Bu durum, Hakkın gayretiyle (kıskançlık) ilgili bir konudur. Kul Allah Teâlâ’ya ait bir özellik kazandığında -ki bu dince emredilmiş oruçtur-, Allah Teâlâ kendisine oruçlu olduğunu unutturmuştur. Böylelikle, bu haki­katle sadece Allah Teâlâ’nın nitelenebileceğine dikkatini çekmek üzere, kendi­sini orucunu bozacak bir durum ve Hakk yerleştirmiştir. Bu durum, kendisine ait bir işte bir şekilde ortak olması hakkında Allah Teâlâ’nın duydu­ğu kıskançlıktan kaynaklanır. Kulun bu konuda bir kastı olmadığı ve yükümlü tutanın saygınlığını ihlal etmediği için, kaza ve kefaret kendi­sinden düşer. Cinsel ilişkinin anlamını ise kasıtla cinsel ilişkiye giren­den söz ederken açıklamıştık.

Böyle bir insana kefaret değil de kaza düşeceğini söyleyenler, şöyle demiş olur: Oruçlu, kendisinde bulunuşu esnasında samedanlık (hiçbir şeye muhtaç olmamak) özelliğini kendine değil, sadece Allah Teâlâ’ya ait ol­duğuna tanık olmuştur. Böylelikle oruçlu insan, (bir yandan) bu özel­likle nitelenmiş iken (başka bir yönden) onunla nitelenmemiş demek­tir. Bu (ikili) duruma örnek olarak ‘Attığında atmadın sen, fakat Allah Teâlâ at­tı55 ayetini verebiliriz. Böylece Allah Teâlâ (bir yandan kuldan eylemi) red­detmiş (başka bir yönden ise) olumlamıştır.

Böyle birine kaza ve kefaret gerekir diyenler ise, unutmanın terk olduğunu söylemiştir. Oruç da terk demektir. Terkin terki ise, terkin zıddının varlığıdır. Nitekim yokluğun yokluğu da varlık demektir.

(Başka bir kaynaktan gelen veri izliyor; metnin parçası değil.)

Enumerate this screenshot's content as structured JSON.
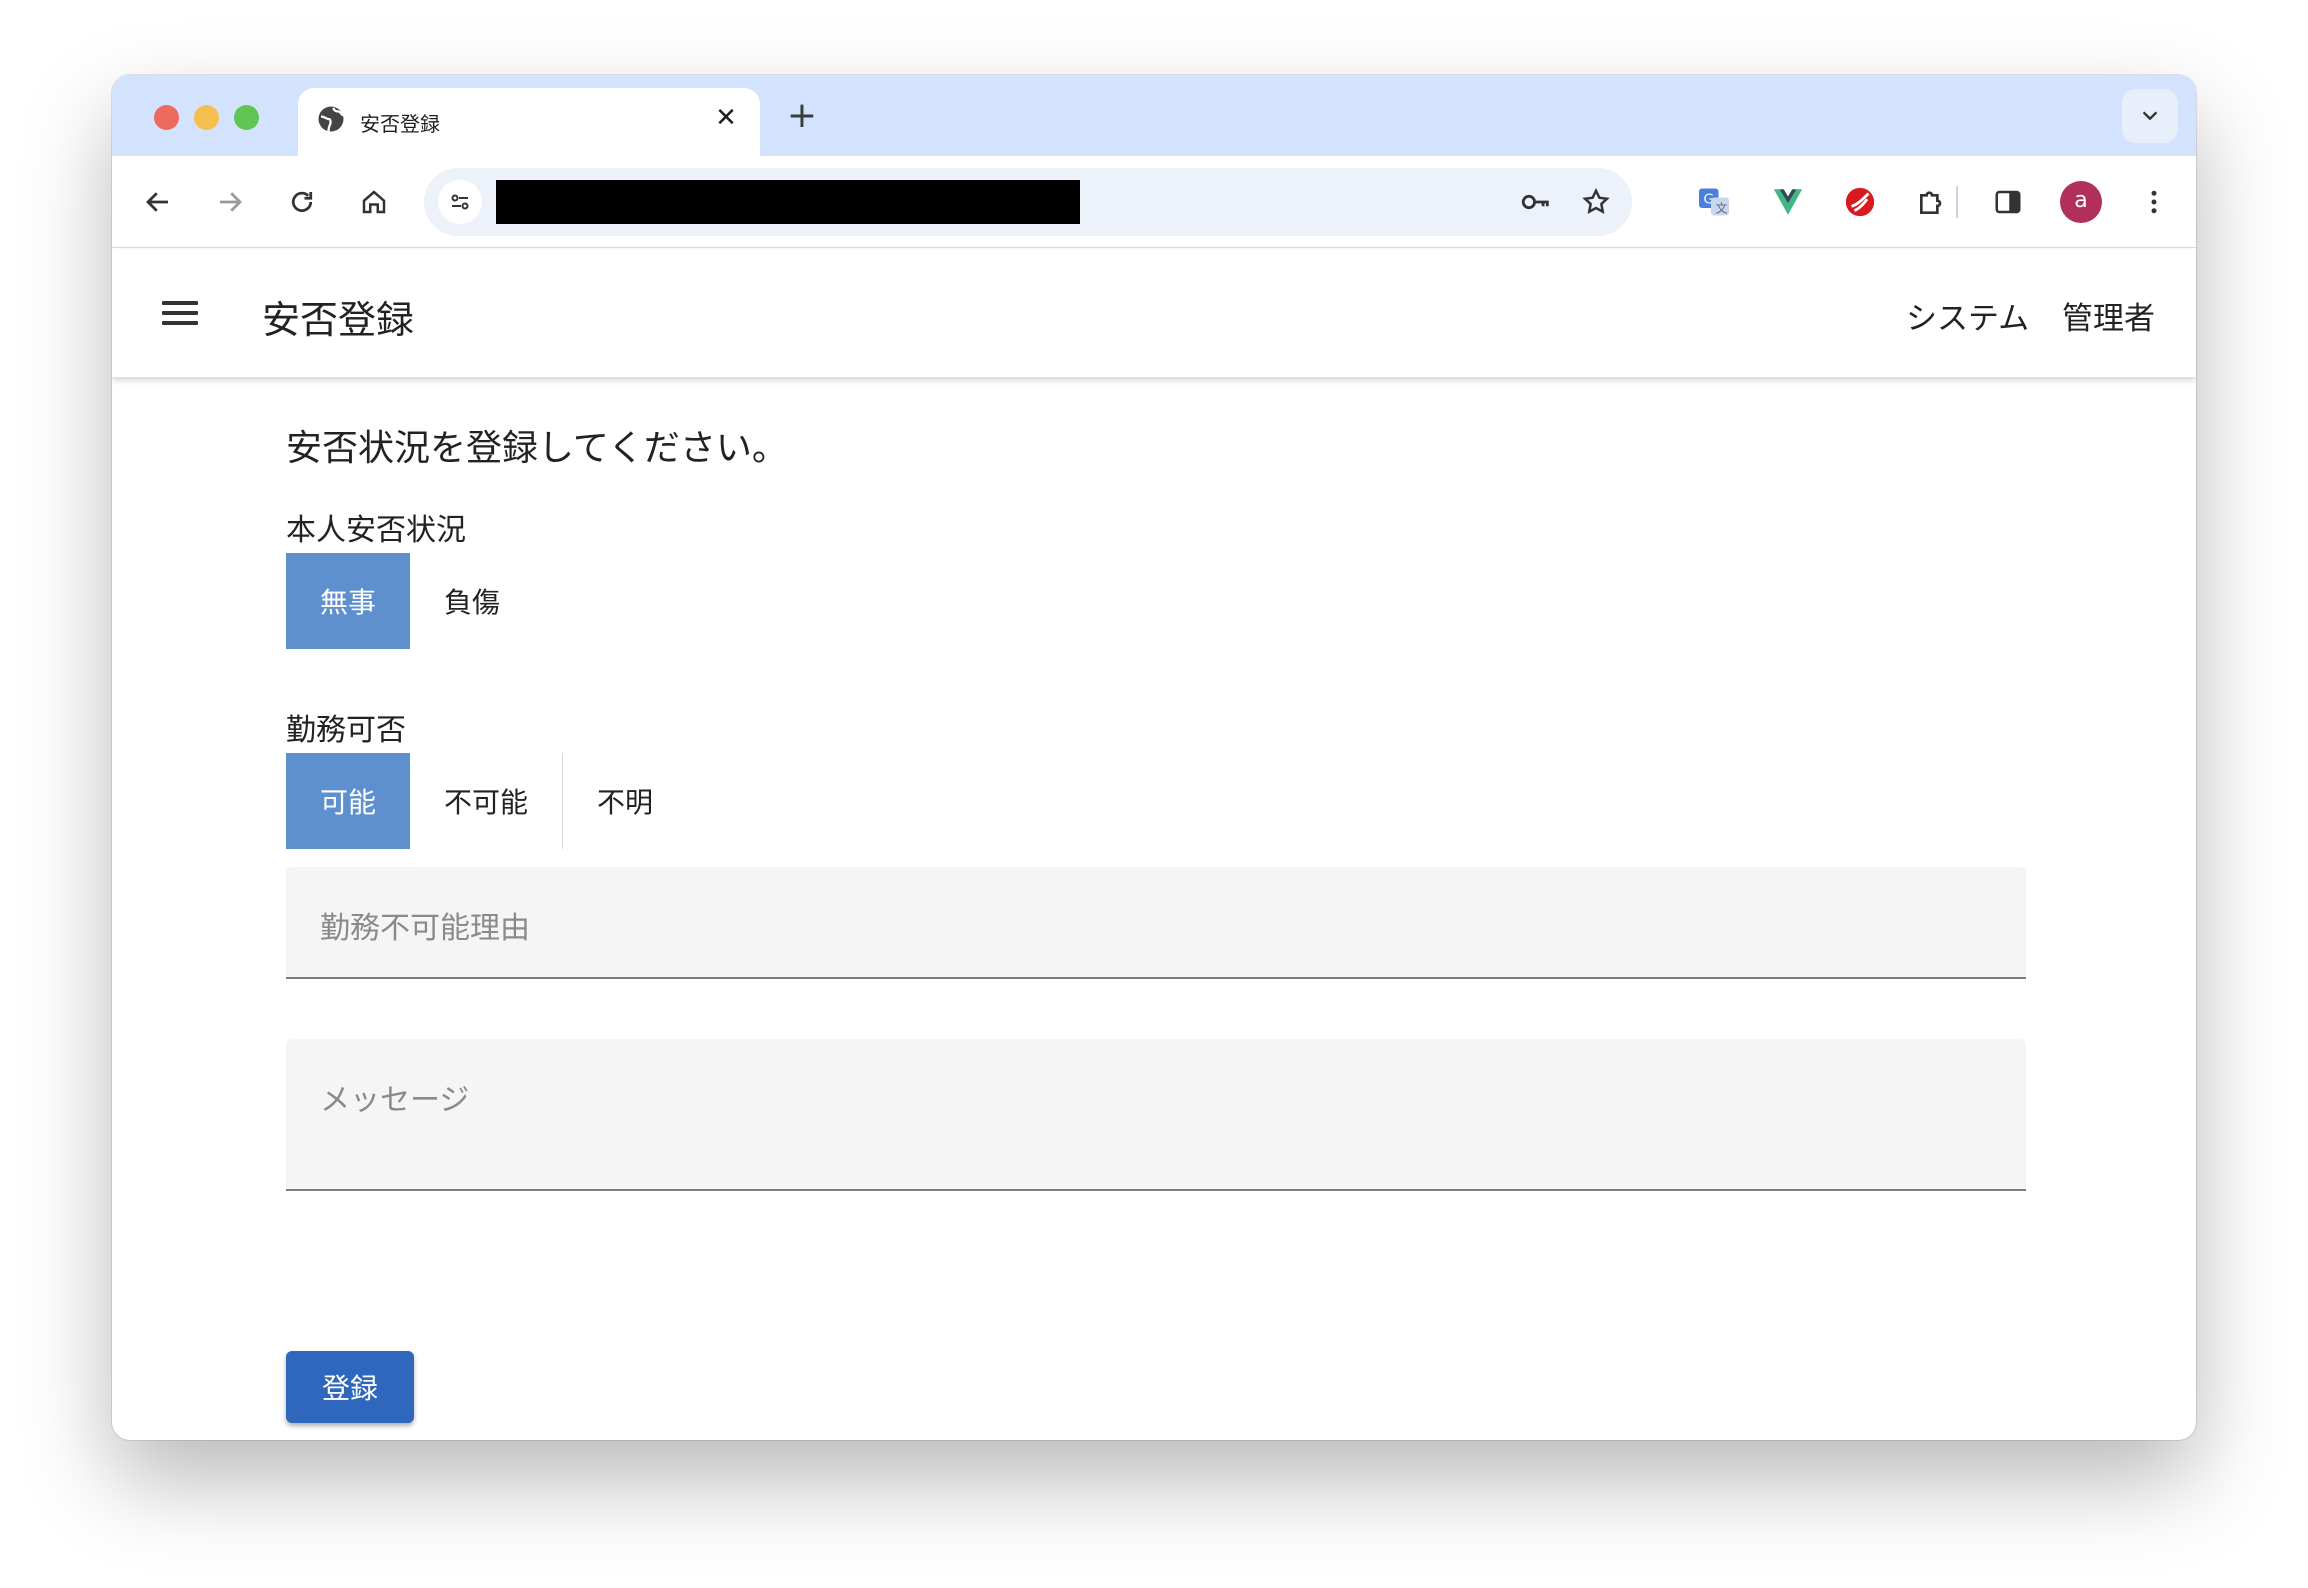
{
  "browser": {
    "tab_title": "安否登録",
    "tab_close": "✕",
    "new_tab": "+",
    "address_bar": {
      "url": ""
    },
    "profile_initial": "a",
    "colors": {
      "tabstrip": "#d3e3fd",
      "avatar": "#b0305a"
    }
  },
  "app": {
    "title": "安否登録",
    "nav": {
      "system": "システム",
      "admin": "管理者"
    }
  },
  "form": {
    "instruction": "安否状況を登録してください。",
    "personal_status": {
      "label": "本人安否状況",
      "options": [
        "無事",
        "負傷"
      ],
      "selected": "無事"
    },
    "work_availability": {
      "label": "勤務可否",
      "options": [
        "可能",
        "不可能",
        "不明"
      ],
      "selected": "可能"
    },
    "reason_field": {
      "placeholder": "勤務不可能理由",
      "value": ""
    },
    "message_field": {
      "placeholder": "メッセージ",
      "value": ""
    },
    "submit_label": "登録",
    "colors": {
      "selected": "#5e8fce",
      "submit": "#2f67bd"
    }
  }
}
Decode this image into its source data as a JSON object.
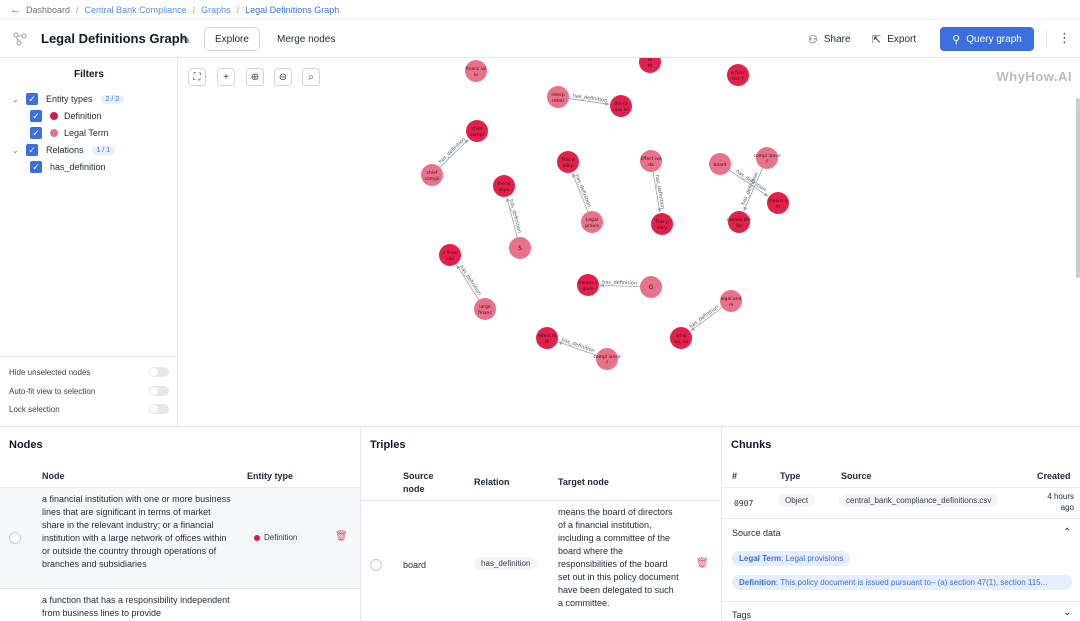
{
  "breadcrumb": {
    "back_label": "Dashboard",
    "items": [
      "Central Bank Compliance",
      "Graphs",
      "Legal Definitions Graph"
    ]
  },
  "header": {
    "title": "Legal Definitions Graph",
    "tabs": [
      "Explore",
      "Merge nodes"
    ],
    "share_label": "Share",
    "export_label": "Export",
    "query_label": "Query graph"
  },
  "filters": {
    "title": "Filters",
    "entity_types_label": "Entity types",
    "entity_types_count": "2 / 2",
    "entity_items": [
      {
        "label": "Definition",
        "color": "#d81b44"
      },
      {
        "label": "Legal Term",
        "color": "#ea6f87"
      }
    ],
    "relations_label": "Relations",
    "relations_count": "1 / 1",
    "relation_items": [
      "has_definition"
    ],
    "toggles": [
      "Hide unselected nodes",
      "Auto-fit view to selection",
      "Lock selection"
    ]
  },
  "canvas": {
    "watermark": "WhyHow.AI",
    "colors": {
      "definition": "#e2214b",
      "legal_term": "#e9728a",
      "edge": "#9ca3af"
    },
    "edge_label": "has_definition",
    "nodes": [
      {
        "id": "n1",
        "label": "financ ial in",
        "kind": "legal_term"
      },
      {
        "id": "n2",
        "label": "to th",
        "kind": "definition"
      },
      {
        "id": "n3",
        "label": "a func tion t",
        "kind": "definition"
      },
      {
        "id": "n4",
        "label": "interp retati",
        "kind": "legal_term"
      },
      {
        "id": "n5",
        "label": "the (a ress an",
        "kind": "definition"
      },
      {
        "id": "n6",
        "label": "chief compl",
        "kind": "definition"
      },
      {
        "id": "n7",
        "label": "chief compli",
        "kind": "legal_term"
      },
      {
        "id": "n8",
        "label": "This p olicy",
        "kind": "definition"
      },
      {
        "id": "n9",
        "label": "Effect ive da",
        "kind": "legal_term"
      },
      {
        "id": "n10",
        "label": "board",
        "kind": "legal_term"
      },
      {
        "id": "n11",
        "label": "compl iance f",
        "kind": "legal_term"
      },
      {
        "id": "n12",
        "label": "means a m",
        "kind": "definition"
      },
      {
        "id": "n13",
        "label": "Legal provis",
        "kind": "legal_term"
      },
      {
        "id": "n14",
        "label": "This p olicy",
        "kind": "definition"
      },
      {
        "id": "n15",
        "label": "means the bo",
        "kind": "definition"
      },
      {
        "id": "n16",
        "label": "the in depe",
        "kind": "definition"
      },
      {
        "id": "n17",
        "label": "S",
        "kind": "legal_term"
      },
      {
        "id": "n18",
        "label": "a finan cial",
        "kind": "definition"
      },
      {
        "id": "n19",
        "label": "means s gove",
        "kind": "definition"
      },
      {
        "id": "n20",
        "label": "G",
        "kind": "legal_term"
      },
      {
        "id": "n21",
        "label": "legal and re",
        "kind": "legal_term"
      },
      {
        "id": "n22",
        "label": "large financ",
        "kind": "legal_term"
      },
      {
        "id": "n23",
        "label": "all la ws, ru",
        "kind": "definition"
      },
      {
        "id": "n24",
        "label": "refers to th",
        "kind": "definition"
      },
      {
        "id": "n25",
        "label": "compl iance f",
        "kind": "legal_term"
      }
    ]
  },
  "nodes_panel": {
    "title": "Nodes",
    "columns": [
      "Node",
      "Entity type"
    ],
    "rows": [
      {
        "text": "a financial institution with one or more business lines that are significant in terms of market share in the relevant industry; or a financial institution with a large network of offices within or outside the country through operations of branches and subsidiaries",
        "type": "Definition"
      },
      {
        "text": "a function that has a responsibility independent from business lines to provide",
        "type": ""
      }
    ]
  },
  "triples_panel": {
    "title": "Triples",
    "columns": [
      "Source node",
      "Relation",
      "Target node"
    ],
    "rows": [
      {
        "source": "board",
        "relation": "has_definition",
        "target": "means the board of directors of a financial institution, including a committee of the board where the responsibilities of the board set out in this policy document have been delegated to such a committee."
      }
    ]
  },
  "chunks_panel": {
    "title": "Chunks",
    "columns": [
      "#",
      "Type",
      "Source",
      "Created"
    ],
    "row": {
      "id": "0907",
      "type": "Object",
      "source": "central_bank_compliance_definitions.csv",
      "created": "4 hours ago"
    },
    "source_data_label": "Source data",
    "source_data": [
      {
        "key": "Legal Term",
        "value": "Legal provisions"
      },
      {
        "key": "Definition",
        "value": "This policy document is issued pursuant to– (a) section 47(1), section 115..."
      }
    ],
    "tags_label": "Tags"
  }
}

Böyle bir halde olan kimsede terk anlamındaki oruç bulunamaz. Bu nedenle de, yükümlü olduğu şeye bağlanamaz. Böyle biri ile kasıtla ha­reket eden arasmda ise bir fark yoktur. Bu nedenle de ona kaza ve kefa­ret gerekir. Bu konuyla ilgili bâtınî yorum daha önce zikredilmişti. Ay­rıca (daha önce zikredilen) hadiste bedevinin eşiyle cinsel ilişkiye girer­ken oruçlu olduğunu hatırladığı veya hatırlamadığı belirtilmemişti. Rasûlullâh sallallâhü aleyhi ve sellem de konunun ayrıntısını sormamıştı. Acaba oruçlu ol­duğunu hatırlıyor muydu, hatırlamıyor muydu? Bununla birlikte bu ikisi de (unutan ve hatırlayan kişiler) cinsel ilişkiyi kasıda yapmada bir araya gelmiştir. Bu nedenle, bilhassa bâtınî yorumunda olmak üzere, hatırlayarak unutana (kaza ve kefaret) farz olmuştur. Çünkü yol, unutma nedeniyle cezalandırılmayı gerektirir, çünkü o, ‘bilinç’ yoludur ve unutma yola yabancıdır.

FASIL İÇİNDE VASIL

Zıhardaki Gibi Kefaret Bir Sıraya Bağlı mıdır, Yoksa Serbest midir?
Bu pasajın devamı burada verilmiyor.